Exactly. Well, almost exactly. I do have to quibble with Dr. Srivastava on one point. Although it is true that there are a lot of con men out there who bilk the desperate, most alternative medicine practitioners sincerely believe in their quackery and think that they are actually helping the patient. They are not “intentionally” doing harm, but harm they are doing nonetheless. And it is perilous for a physician to be seen as cooperating with such a practitioner, because to the family it can give the impression of approval. If bad things happen, it’s not likely to be the alternative medicine practitioner who ends up getting sued, but rather the physician with the perceived “deep pockets.” Simple self-preservation is a powerful motivator for physicians not to do anything that could be perceived as assisting or helping the alternative medicine practitioner, as doing so risks being perceived (or just being) complicit in the quackery.
That’s part of why, in the end, as Dr. Srivastava mentions, the best most docs can do is to familiarize themselves with the various forms of unscientific medicine, although she doesn’t quite put it that way. A lot of doctors really don’t know what Gerson therapy is. They might have heard of the coffee enema part of it and laughed it off as “probably harmless,” viewing it as just another herbal treatment. When you tell these doctors that it involves five coffee enemas a day, thirteen freshly made glasses of vegetable juice requiring over 20 lbs of vegetables in fruit a day, as well as a boatload of supplements, all administered for two years, they recoil. As well they should.

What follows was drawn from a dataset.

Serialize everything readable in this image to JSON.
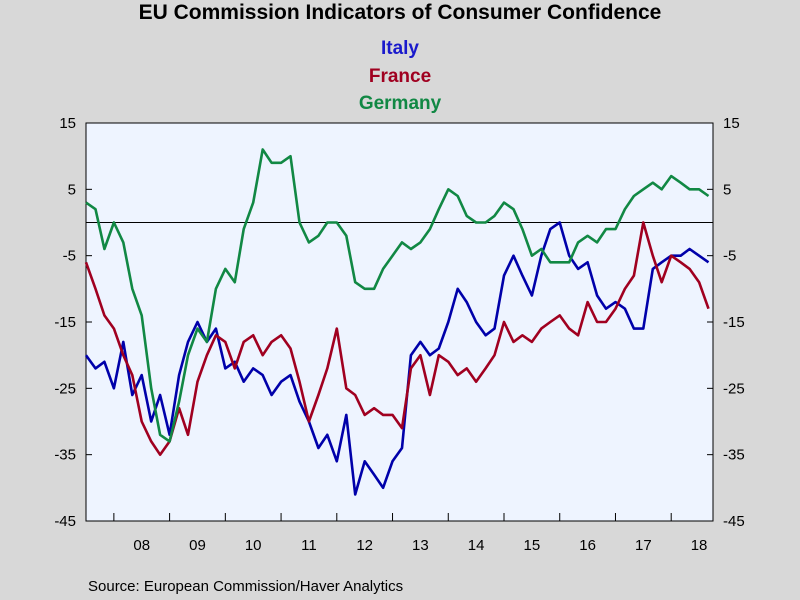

One of my favorite teaching exercises with respect to “complementary and alternative medicine” for medical students and residents is to ask them what homeopathy is. Inevitably the answer is that it’s just some herbal medicine or other. I then lead them through the precepts of homeopathy, the law of similars and the law of infinitesimals, and how homeopaths dilute substances to the point where it is highly unlikely that a single molecule is left. Their reactions are inevitably of the order of, “You’re kidding, right?” I tell them that, no, I’m not kidding and challenge them to look it up for themselves if they don’t believe me.
One wonders if Jess Ainscough might have been persuaded not to do Gerson therapy if there had been a doctor caring for her who truly knew what the treatment involved, how it is based on an oversimplified understanding of cancer and the Warburg effect, and an understanding of human physiology that was becoming outdated a century ago. Probably not, but there are patients out there who might be so persuaded. However, we as physicians have no chance of doing that if we don’t understand what we’re up against.